Amidst the highest inflation rates in 4 decades
Wednesday – 22 Rajab 1443 AH – 23 February 2022 AD Issue No. [
An official at the US Federal Reserve announced that it expects a high rate of inflation during the first half of 2022 at least (Reuters)
Washington: Asharq Al-Awsat.
An official at the US Federal Reserve announced yesterday (Monday) that it expects a high inflation rate during the first half of 2022 at least, and therefore supports raising interest rates next March, even if the rate depends on the data.
“I am in favor of raising the federal funds rate at our next meeting in March,” said Michael Bowman, a member of the Fed’s board of governors, stressing that if the economy develops as you expect, “a further rate hike would be appropriate in the coming months.” It did not specify the extent of the increase it expects at this stage. “I will monitor the data closely to judge the appropriate size of the increase,” she said in a speech to a banking conference.
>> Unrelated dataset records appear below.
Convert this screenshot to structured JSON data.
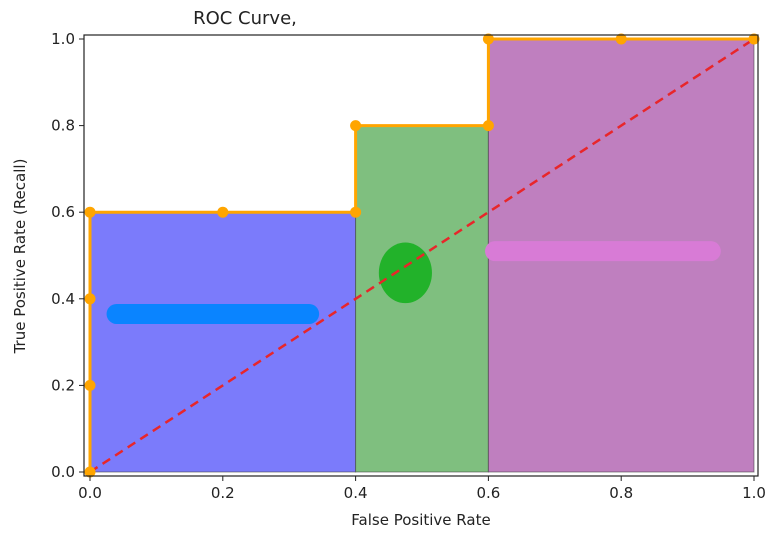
{
  "chart_data": {
    "type": "line",
    "title": "ROC Curve,",
    "xlabel": "False Positive Rate",
    "ylabel": "True Positive Rate (Recall)",
    "xlim": [
      0.0,
      1.0
    ],
    "ylim": [
      0.0,
      1.0
    ],
    "x_ticks": [
      "0.0",
      "0.2",
      "0.4",
      "0.6",
      "0.8",
      "1.0"
    ],
    "y_ticks": [
      "0.0",
      "0.2",
      "0.4",
      "0.6",
      "0.8",
      "1.0"
    ],
    "grid": false,
    "legend": "none",
    "roc_points": [
      {
        "x": 0.0,
        "y": 0.0
      },
      {
        "x": 0.0,
        "y": 0.2
      },
      {
        "x": 0.0,
        "y": 0.4
      },
      {
        "x": 0.0,
        "y": 0.6
      },
      {
        "x": 0.2,
        "y": 0.6
      },
      {
        "x": 0.4,
        "y": 0.6
      },
      {
        "x": 0.4,
        "y": 0.8
      },
      {
        "x": 0.6,
        "y": 0.8
      },
      {
        "x": 0.6,
        "y": 1.0
      },
      {
        "x": 0.8,
        "y": 1.0
      },
      {
        "x": 1.0,
        "y": 1.0
      }
    ],
    "curve_color": "#FFA500",
    "diagonal": {
      "from": [
        0,
        0
      ],
      "to": [
        1,
        1
      ],
      "color": "#E8262A",
      "style": "dashed"
    },
    "regions": [
      {
        "x_start": 0.0,
        "x_end": 0.4,
        "height": 0.6,
        "color": "#7B7BFB"
      },
      {
        "x_start": 0.4,
        "x_end": 0.6,
        "height": 0.8,
        "color": "#7FBF7F"
      },
      {
        "x_start": 0.6,
        "x_end": 1.0,
        "height": 1.0,
        "color": "#BF7FBF"
      }
    ],
    "annotation_strokes": [
      {
        "shape": "line",
        "x_from": 0.04,
        "x_to": 0.33,
        "y": 0.365,
        "color": "#0A84FF"
      },
      {
        "shape": "blob",
        "x_center": 0.475,
        "y_center": 0.46,
        "x_radius": 0.04,
        "y_radius": 0.07,
        "color": "#22B22A"
      },
      {
        "shape": "line",
        "x_from": 0.61,
        "x_to": 0.935,
        "y": 0.51,
        "color": "#D87BD6"
      }
    ]
  }
}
And US inflation is at its highest rate in four decades, which has damaged the popularity of President Joe Biden, and dealt a blow to families and businesses in the world’s largest economies. The markets are awaiting the first increase in interest rates during the meeting of the Monetary Policy Committee of the Bank on March 15-16. Some economists expect an increase of 50 percentage points, twice the normal increase.
Bowman expected “the continuation of a high rate of inflation during the first half of 2022 at least,” and said: “We may see indications of a decline in inflation in the second half of the year, but there are significant risks of continuing a high rate of inflation.”
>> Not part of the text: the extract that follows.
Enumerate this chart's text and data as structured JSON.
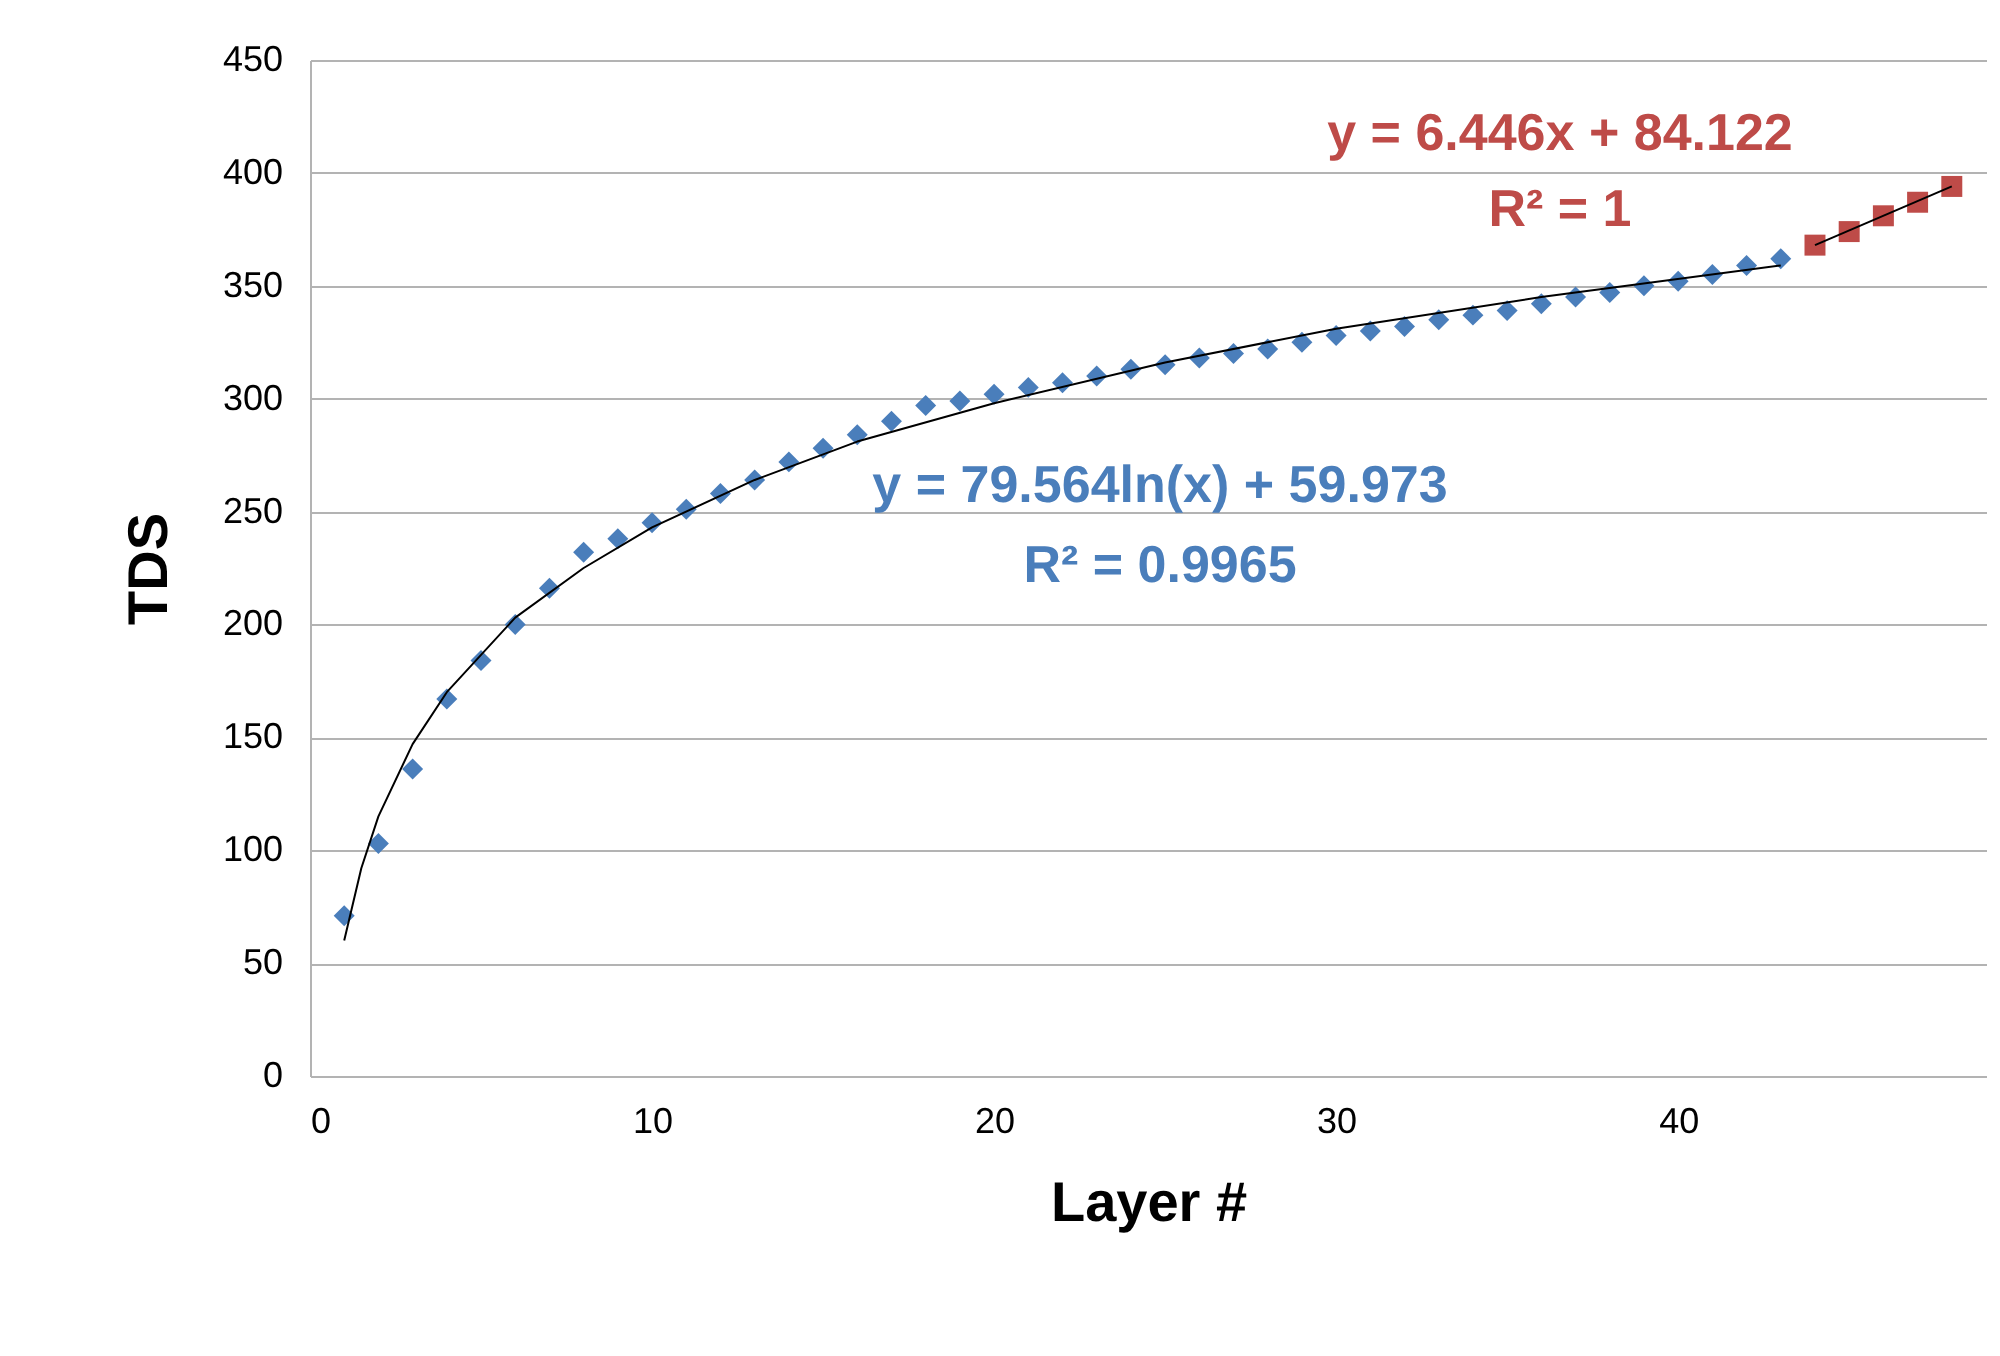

She said labor market conditions are “currently in line” with the Federal Reserve’s goal of securing full employment. The unemployment rate reached 4% last January, and employers are facing a problem related to a large shortage of labor.
Another measure that would help slow inflation would be balancing the Federal Reserve. The Central Bank has been seeking since last November to reduce its monthly purchases of stocks and bonds, aimed at supporting the economy in the face of the repercussions of “Covid-19”, and purchases will be reduced to zero by March.
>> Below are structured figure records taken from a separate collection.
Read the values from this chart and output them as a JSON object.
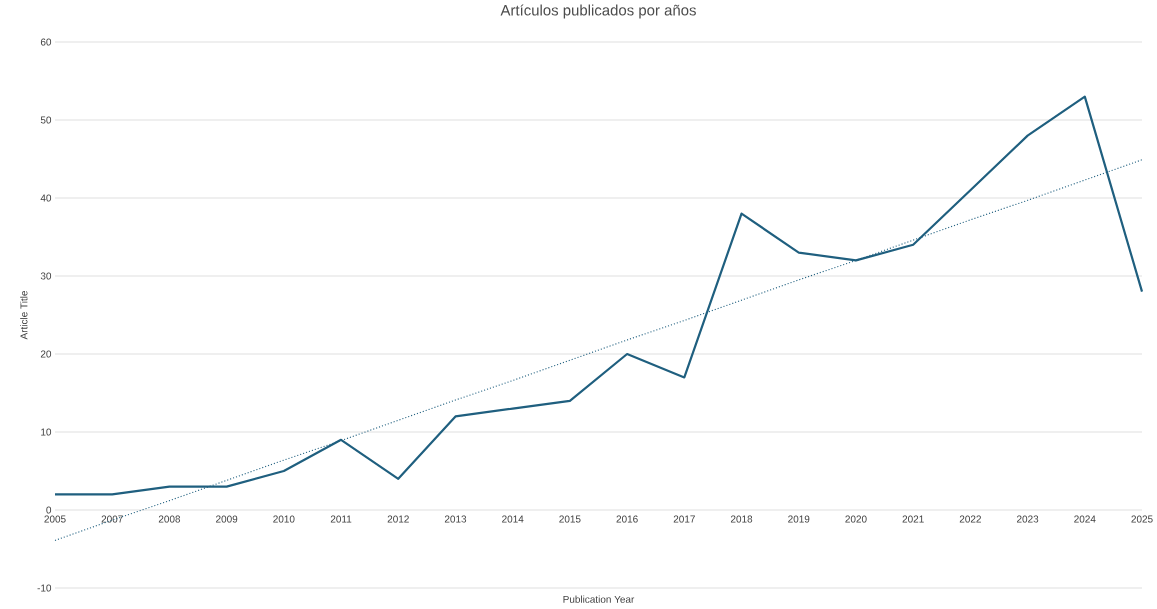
{
  "chart_data": {
    "type": "line",
    "title": "Artículos publicados por años",
    "xlabel": "Publication Year",
    "ylabel": "Article Title",
    "categories": [
      "2005",
      "2007",
      "2008",
      "2009",
      "2010",
      "2011",
      "2012",
      "2013",
      "2014",
      "2015",
      "2016",
      "2017",
      "2018",
      "2019",
      "2020",
      "2021",
      "2022",
      "2023",
      "2024",
      "2025"
    ],
    "series": [
      {
        "color": "#1f5f7f",
        "values": [
          2,
          2,
          3,
          3,
          5,
          9,
          4,
          12,
          13,
          14,
          20,
          17,
          38,
          33,
          32,
          34,
          41,
          48,
          53,
          28
        ]
      },
      {
        "type": "line",
        "line_style": "dotted",
        "color": "#1f5f7f",
        "values": [
          -3.9,
          -1.3,
          1.2,
          3.8,
          6.4,
          8.9,
          11.5,
          14.1,
          16.6,
          19.2,
          21.8,
          24.3,
          26.9,
          29.5,
          32.0,
          34.6,
          37.2,
          39.7,
          42.3,
          44.9
        ]
      }
    ],
    "ylim": [
      -10,
      60
    ],
    "yticks": [
      -10,
      0,
      10,
      20,
      30,
      40,
      50,
      60
    ],
    "grid": "y"
  }
}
“This will remove another source of unnecessary stimulus to the economy,” Bowman said, adding that “in the coming months, we have to take the next step, which is to start shrinking the Fed’s budget by stopping reinvesting in maturing bonds already in the portfolio.”
Bowman’s comments highlight divisions among Fed monetary policymakers over the pace to begin raising interest rates.
“I, as well as all of my colleagues, will be watching the data closely to assess the appropriate size of an interest rate increase at the March meeting… and I intend to support immediate and decisive action to bring down inflation,” she said in comments to the Association of American Bankers in Palm Desert, California.
Ahead of the next Fed meeting, another report on US inflation and monthly jobs numbers will be released and the central bank will study them while monetary policy makers also keep an eye on escalating geopolitical tension sparked by fears of a possible Russian invasion of Ukraine.
Investors now see an 83% chance of a quarter-percentage point increase in the key interest rate at next month’s Fed meeting.